Status: Vanderson M. do Rosario <vandersonmr2@gmail.com> (vanderson on #qemu IRC) is working on this project for 2019 GSoC.

Mentor: Alex Bennée <alex.bennee@linaro.org> (stsquad on #qemu IRC)

Project Github: vandersonmr/gsoc-qemu [1]

Summary: in most applications, the majority of the execution time is spent in a very small portion of code. Regions of a code which have high-frequency execution are called hot while all other regions are called cold.

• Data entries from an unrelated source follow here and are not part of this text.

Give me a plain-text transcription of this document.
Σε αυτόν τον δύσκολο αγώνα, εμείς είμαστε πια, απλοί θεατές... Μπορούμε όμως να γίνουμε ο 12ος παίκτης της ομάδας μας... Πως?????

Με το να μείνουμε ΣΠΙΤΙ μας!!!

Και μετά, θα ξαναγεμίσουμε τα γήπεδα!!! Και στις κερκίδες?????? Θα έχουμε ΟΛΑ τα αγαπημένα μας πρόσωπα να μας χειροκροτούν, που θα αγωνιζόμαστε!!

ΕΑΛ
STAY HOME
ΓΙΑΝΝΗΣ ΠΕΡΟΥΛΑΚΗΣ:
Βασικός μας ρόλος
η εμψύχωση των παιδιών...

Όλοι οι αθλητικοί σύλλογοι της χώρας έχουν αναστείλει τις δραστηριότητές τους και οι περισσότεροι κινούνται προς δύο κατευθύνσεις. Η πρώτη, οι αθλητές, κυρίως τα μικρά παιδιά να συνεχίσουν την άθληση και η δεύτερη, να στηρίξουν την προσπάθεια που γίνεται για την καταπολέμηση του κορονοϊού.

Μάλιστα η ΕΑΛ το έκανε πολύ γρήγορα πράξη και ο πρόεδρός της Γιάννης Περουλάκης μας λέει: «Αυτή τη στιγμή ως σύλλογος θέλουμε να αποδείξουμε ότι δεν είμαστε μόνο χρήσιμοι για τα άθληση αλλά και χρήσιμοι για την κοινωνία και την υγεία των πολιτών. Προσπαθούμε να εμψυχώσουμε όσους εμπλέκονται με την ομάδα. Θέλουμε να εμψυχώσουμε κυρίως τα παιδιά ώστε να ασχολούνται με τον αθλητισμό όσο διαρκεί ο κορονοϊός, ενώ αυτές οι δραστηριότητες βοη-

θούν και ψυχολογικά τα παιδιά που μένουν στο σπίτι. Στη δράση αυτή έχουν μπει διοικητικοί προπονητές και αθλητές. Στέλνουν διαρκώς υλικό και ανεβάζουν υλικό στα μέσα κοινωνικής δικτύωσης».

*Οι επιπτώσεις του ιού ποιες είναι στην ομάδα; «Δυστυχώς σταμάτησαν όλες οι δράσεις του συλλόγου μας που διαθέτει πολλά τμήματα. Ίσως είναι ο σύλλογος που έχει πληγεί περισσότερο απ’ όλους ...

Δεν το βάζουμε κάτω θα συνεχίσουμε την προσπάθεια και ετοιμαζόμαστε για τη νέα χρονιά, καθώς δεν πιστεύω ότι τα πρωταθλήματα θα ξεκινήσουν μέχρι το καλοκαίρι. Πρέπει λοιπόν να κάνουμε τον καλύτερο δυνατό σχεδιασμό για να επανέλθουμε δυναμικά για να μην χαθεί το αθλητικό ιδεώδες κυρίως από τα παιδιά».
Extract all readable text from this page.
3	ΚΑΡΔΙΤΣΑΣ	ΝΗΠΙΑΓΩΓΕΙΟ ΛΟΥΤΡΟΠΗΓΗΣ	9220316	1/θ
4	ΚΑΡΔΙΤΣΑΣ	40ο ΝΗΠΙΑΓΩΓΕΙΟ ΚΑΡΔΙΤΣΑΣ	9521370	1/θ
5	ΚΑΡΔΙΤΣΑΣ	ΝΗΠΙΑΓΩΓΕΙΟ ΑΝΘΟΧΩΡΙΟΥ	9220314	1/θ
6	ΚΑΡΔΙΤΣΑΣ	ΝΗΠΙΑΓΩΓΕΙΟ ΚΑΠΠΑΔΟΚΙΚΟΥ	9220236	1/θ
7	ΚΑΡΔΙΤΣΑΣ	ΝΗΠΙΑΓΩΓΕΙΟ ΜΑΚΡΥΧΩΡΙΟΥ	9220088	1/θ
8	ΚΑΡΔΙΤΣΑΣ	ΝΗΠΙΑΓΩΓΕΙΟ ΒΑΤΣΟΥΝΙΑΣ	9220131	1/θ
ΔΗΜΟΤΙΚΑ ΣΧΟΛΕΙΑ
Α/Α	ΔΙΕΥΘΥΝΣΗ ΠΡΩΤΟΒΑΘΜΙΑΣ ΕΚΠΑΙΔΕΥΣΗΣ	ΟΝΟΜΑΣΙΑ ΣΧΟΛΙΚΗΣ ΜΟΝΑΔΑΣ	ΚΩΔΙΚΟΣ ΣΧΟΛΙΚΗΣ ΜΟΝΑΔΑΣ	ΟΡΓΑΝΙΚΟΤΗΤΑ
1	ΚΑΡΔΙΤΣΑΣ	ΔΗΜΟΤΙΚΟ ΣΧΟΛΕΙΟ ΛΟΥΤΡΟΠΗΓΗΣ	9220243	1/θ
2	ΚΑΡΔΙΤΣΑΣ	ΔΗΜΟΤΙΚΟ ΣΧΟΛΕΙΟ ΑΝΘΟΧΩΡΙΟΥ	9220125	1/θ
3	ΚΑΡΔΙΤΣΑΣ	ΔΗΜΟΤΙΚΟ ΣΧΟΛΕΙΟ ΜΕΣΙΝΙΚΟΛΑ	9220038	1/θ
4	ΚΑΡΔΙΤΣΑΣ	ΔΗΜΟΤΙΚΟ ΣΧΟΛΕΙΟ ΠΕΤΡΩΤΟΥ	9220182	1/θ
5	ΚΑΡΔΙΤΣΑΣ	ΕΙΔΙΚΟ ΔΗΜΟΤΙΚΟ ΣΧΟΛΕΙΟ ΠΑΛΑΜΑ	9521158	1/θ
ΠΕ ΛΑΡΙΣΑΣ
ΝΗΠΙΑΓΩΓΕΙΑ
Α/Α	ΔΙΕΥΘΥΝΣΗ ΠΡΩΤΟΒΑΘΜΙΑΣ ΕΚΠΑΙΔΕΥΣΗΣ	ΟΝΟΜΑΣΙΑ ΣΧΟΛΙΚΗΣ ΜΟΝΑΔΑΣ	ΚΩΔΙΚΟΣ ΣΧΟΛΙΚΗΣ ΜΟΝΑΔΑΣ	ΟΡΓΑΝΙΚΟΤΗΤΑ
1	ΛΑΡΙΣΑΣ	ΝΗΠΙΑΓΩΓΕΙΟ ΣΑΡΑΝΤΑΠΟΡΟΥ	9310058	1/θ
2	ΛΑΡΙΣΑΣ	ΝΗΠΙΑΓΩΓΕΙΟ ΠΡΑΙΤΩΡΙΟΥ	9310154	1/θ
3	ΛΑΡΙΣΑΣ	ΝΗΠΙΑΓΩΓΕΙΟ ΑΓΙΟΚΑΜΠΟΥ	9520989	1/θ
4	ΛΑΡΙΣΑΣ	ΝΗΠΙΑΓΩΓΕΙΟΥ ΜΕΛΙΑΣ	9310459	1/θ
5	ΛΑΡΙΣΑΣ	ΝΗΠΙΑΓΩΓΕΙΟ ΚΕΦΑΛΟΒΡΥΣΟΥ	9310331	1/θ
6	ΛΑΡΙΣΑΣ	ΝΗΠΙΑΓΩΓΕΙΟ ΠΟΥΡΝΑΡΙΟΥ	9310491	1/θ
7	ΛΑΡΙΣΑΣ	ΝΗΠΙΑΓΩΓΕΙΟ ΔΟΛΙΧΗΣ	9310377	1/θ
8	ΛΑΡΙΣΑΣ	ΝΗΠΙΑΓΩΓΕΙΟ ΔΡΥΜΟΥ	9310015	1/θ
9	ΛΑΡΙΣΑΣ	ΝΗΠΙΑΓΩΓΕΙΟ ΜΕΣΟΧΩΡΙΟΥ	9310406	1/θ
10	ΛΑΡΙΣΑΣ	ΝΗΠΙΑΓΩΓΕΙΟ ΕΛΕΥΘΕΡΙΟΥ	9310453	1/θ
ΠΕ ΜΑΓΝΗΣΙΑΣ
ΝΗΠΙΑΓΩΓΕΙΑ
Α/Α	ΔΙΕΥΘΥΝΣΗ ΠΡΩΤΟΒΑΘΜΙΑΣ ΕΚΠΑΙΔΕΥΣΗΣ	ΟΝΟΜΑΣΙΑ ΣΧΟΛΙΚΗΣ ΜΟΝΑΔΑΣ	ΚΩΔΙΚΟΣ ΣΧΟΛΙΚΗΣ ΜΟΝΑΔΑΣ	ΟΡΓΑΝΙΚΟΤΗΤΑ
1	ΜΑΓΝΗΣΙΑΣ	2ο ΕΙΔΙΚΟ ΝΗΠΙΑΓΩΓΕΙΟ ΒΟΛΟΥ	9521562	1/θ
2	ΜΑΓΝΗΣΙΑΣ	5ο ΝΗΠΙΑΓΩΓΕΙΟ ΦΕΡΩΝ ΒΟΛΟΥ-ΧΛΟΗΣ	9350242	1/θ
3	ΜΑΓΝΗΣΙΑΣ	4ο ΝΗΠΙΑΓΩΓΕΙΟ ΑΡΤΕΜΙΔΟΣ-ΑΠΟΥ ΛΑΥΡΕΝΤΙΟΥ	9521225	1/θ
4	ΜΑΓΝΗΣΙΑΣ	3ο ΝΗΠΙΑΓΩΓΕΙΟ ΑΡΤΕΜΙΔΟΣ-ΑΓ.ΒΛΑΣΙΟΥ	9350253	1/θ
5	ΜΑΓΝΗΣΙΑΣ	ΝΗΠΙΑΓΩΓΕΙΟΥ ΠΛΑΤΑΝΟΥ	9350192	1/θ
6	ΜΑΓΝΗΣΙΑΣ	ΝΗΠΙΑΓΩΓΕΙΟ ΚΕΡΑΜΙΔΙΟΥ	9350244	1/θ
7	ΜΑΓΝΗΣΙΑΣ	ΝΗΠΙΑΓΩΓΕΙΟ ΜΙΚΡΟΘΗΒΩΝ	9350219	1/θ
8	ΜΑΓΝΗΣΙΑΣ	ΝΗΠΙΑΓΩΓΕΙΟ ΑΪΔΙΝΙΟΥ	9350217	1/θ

As a direct consequence, emulators also spent most of their execution time emulating these hot regions and, so, dynamic compilers and translators need to pay extra attention to them. To guarantee that these hot regions are compiled/translated generating high-quality code is fundamental to achieve a final high-performance emulation. Thus, one of the most important steps in tuning an emulator performance is to identify which are the hot regions and to measure their translation quality.

TBStatsitics (TBS)

Improving the code generation of the TCG backend is a hard task that involves reading through large amounts of text looking for anomalies in the generated code. It would be nice to have tools to more readily extract and parse code generation information. This would include options to dump:

  • The hottest Translations Blocks (TB) and their execution count (total and atomic).
  • Translation counters:
    • The number of times a TB has been translated, uncached and spanned.
    • The amount of time spent doing such translations and optimizations.
  • Code quality metrics:
    • The number of TB guest, IR (TCG ops), and host instructions.
    • The Number of spills during the register allocation.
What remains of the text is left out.